Are you rugged?

As a developer, I’ve heard a number of adjectives applied to those who practice my craft.
“Rugged” isn’t one I expect to hear very often.
Granted, there are a few who alternate their brief stints of coding with explorations of the far-flung hinterland, but even these never quite seem to fill the “rugged” ideal.
Until today.
Today, I and many of my fellow developers can finally declare ourselves to be “rugged” under the new “Rugged Software Manifesto”.
I’m not sure how attractive that adjective will be to the target audience of developers, but I can do nothing but applaud the goals of the project.
Plain and simple, the project aims to turn “feature-eager” developers into writers of robust and secure code.
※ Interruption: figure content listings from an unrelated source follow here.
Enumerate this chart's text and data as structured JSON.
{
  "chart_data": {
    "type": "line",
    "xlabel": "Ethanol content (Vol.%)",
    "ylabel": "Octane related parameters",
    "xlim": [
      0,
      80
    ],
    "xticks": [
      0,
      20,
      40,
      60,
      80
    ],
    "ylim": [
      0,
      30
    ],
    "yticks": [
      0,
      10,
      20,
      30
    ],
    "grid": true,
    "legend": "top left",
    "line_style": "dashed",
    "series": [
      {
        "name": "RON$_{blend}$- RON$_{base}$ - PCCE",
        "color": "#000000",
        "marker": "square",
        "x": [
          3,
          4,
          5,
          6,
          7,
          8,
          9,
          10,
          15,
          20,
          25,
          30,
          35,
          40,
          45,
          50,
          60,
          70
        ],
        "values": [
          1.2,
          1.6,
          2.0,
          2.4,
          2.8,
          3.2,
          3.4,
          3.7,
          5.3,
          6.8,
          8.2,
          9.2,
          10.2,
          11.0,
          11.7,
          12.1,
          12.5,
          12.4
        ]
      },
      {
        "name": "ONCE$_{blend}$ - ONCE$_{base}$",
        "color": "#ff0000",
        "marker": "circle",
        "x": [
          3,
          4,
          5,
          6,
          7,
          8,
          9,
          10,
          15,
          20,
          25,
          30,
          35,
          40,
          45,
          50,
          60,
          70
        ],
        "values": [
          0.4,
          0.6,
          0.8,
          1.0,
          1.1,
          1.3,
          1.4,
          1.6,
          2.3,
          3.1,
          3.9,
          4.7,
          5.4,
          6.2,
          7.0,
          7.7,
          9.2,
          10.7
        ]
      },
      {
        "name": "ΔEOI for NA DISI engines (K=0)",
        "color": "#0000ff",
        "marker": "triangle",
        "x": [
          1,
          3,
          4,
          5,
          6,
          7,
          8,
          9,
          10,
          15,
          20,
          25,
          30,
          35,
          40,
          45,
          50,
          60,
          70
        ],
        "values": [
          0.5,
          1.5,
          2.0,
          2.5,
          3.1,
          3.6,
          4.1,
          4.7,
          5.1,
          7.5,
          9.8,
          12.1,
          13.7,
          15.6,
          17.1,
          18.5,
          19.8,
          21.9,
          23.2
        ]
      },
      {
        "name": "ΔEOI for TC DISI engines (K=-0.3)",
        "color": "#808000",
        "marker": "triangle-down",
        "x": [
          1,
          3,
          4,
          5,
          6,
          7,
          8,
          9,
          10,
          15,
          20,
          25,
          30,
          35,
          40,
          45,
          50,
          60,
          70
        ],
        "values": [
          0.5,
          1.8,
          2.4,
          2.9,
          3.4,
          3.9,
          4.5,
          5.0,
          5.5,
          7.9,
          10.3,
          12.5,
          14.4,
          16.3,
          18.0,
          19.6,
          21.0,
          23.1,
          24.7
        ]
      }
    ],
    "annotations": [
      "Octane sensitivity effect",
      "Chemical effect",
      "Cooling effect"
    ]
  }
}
That just can’t be a bad thing.
I’m always whining about developers who have been taught how to add features to their program, and who get heaped with praise for doing so, when the end result is that the program has piles of unexpected features added in, by virtue of the developer’s not wanting to ensure that the software can’t be exploited.
The Rugged Software Manifesto seems to be about reminding developers that they have a duty to declare that a feature isn’t finished until it not only does what it is expected to do by its designed, but also does not do what it is not expected to do.
The Manifesto emphasises that the attackers may be cleverer and more persistent than the developer – no surprise, because a developer has to be “finished” with his software at some point, but the attacker never has to be finished attacking it, until everyone has stopped using it.
I’m not sure that I agree with comments in news interviews that the Rugged Software Manifesto will naturally butt heads with the Agile Manifesto – the really good Agile adherents recognise that security is a feature that needs to be developed like any other before shipping a final product, and ideally needs to be developed at each sprint, for each feature.
Only those people who are desperate to cling to the latest fad are Agile to the point of being Fragile. And since Rugged may now be the latest fad, the Rugged Software folks will only be too pleased to welcome those bandwagon-riders on board. Maybe they’ll learn a thing or two about writing secure code.